# TBI HDSS review



## unpredictableacts (Aug 16, 2006)

Ok well After posting up late in the free tweeters thread I had a chance to give these a whirl.....or should I say will have a chance. I recieved them tofday and thought I would take a look at the packaging and in hand impressions. This review will get more into the sound and advatages over other tweeters as I get them installed. 

First impressions(LOOKS)

TBI has packaging down to a science. I would even ship them through UPS/FedEX at the same time with no fear of them being damaged....yup that good. The tweeters in hand feel about as weighted as the SEAS tweeters that are getting such a great review cost/performance wise. However one thing that i personally do not like is TBI choice for appearance. I can live with the Grey casing that the tweeter is held in, but in my honest opinion having the words "TBI" & "HDSS" silk screened on the tweeter themselves presents a cheap tweeter. If packaging did not matter then most great brands that sell like hotcakes when it comes to electronis would come in plain card board boxes and the TVs/Radios etc would all look cheap. This is something you would find on most $25 tweeter sets found all over ebay. 

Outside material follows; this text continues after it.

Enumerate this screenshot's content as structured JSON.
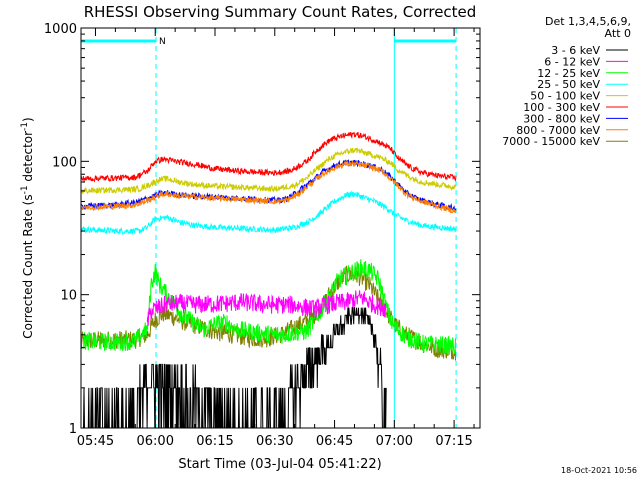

More to come..................


----------



## mvw2 (Oct 2, 2005)

It'll be interesting to see you compare them towards the HDS tweeters you're currently running.


----------



## Hillbilly SQ (Jan 26, 2007)

Carl give me a call when you're ready.


----------



## mvw2 (Oct 2, 2005)

Hey wait...you're from Roch? Man I should just stop by this weekend or something, lol. I'd like to give a listen to the ID oem mids a lot of folks swoon over.


----------



## unpredictableacts (Aug 16, 2006)

mvw2 said:


> Hey wait...you're from Roch? Man I should just stop by this weekend or something, lol. I'd like to give a listen to the ID oem mids a lot of folks swoon over.


Sorry I missed this. Hillbilly actually has the tweeters at the moment. As far as our location we are in Arkansas so it may be a bit of a drive to meet up.


----------



## Hillbilly SQ (Jan 26, 2007)

mvw2 said:


> Hey wait...you're from Roch? Man I should just stop by this weekend or something, lol. I'd like to give a listen to the ID oem mids a lot of folks swoon over.


I bet carl would be willing to work out a deal with one of his 2 pairs even if it was just to get a review from you. And to be honest the boner died for me. They're good for $90 shipped but really are overhyped these days. They do sound ragged and muddy about half the time even though I still prefer them over most of the paper driver I've used. They've VERY capable midbass drivers though.


----------